Two problems with that:

  • that threshold is often too small, for example you want 1.0 not f64::MIN_POSITIVE
  • that threshold is sometimes too large, when people have no idea how small their numbers can get

For these reasons, the default shouldn't have a range check and should just try to do what is numerically stable. I already explained how normalizing vectors can be made numerically stable -- NaN for zero vectors makes it numerically unstable in the neighborhood of tiny vectors. If you want a range check, you have to specify the range that depends on the application -- in your case, 1 is the threshold.

Which is another way to say that it is meaningless. And I already said NaN is basically a non-signaling error. We agree on implementation specifics, but not on the "definition of meaningless".

NaN certainly has a meaning. It means "You know that number you were asking me to divide by some other number? Well the result of that division has no defined value".

That is: "0/0" has no meaning (defined value) but saying "The result of some X/Y has no defined value" does have meaning.

In that way NaN is not an error. It's a valid answer to the problem given. It's only an error if you decide it is in your context.

This is all getting too zen for me :slight_smile:

1 Like

I didn't say NaN has no meaning, I said dividing by zero is meaningless. What I said about NaN is that it is basically a non-signaling error. I know communication is hard, but I'm trying to be as unambiguous as I can.

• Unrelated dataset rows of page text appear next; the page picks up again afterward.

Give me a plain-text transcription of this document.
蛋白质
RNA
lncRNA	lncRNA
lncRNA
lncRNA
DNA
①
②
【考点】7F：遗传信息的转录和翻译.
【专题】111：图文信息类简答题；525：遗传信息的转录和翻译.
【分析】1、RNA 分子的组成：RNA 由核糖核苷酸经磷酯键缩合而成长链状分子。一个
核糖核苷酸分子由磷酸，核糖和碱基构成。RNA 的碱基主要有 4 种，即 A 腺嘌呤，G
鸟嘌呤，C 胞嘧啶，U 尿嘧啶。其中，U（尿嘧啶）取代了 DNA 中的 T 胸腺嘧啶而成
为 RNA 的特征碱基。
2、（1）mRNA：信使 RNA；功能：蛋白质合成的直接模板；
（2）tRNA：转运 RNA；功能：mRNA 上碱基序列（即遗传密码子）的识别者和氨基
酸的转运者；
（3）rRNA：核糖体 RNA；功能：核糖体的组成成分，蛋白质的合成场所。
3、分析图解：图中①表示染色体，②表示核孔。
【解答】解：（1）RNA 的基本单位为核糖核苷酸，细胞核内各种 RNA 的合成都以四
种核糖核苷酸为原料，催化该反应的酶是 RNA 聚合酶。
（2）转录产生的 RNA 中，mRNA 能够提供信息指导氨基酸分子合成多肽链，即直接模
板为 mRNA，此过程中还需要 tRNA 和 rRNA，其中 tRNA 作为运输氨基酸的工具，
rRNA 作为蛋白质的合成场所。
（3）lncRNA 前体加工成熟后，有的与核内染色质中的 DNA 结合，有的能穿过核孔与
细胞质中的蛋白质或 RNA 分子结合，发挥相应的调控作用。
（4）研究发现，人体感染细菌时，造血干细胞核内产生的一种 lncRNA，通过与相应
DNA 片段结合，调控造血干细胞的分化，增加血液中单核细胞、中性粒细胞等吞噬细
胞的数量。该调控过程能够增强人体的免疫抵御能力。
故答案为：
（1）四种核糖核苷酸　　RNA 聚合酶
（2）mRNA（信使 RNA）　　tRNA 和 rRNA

I also think that introducing NaNs was a mistake. But I strongly disagree with the sqrt(-1) == 0 approach. A programming mistake (does not matter if it comes from a badly handled precision loss) is a mistake and it should not be silenced.

I like how posits handle it (see the section 2.4). They do not have bit representation for NaN, any incorrect operation results in an interrupt, which may be optionally processed. Yes, it has a certain (somewhat manageable) cost from hardware design point of view, but I think a saner float programming would've been enough to offset this.

But, unfortunately, we are strongly tied to IEEE-754 and I don't think we will be able to migrate from them without some cataclysmic events. So we have to live with what we have.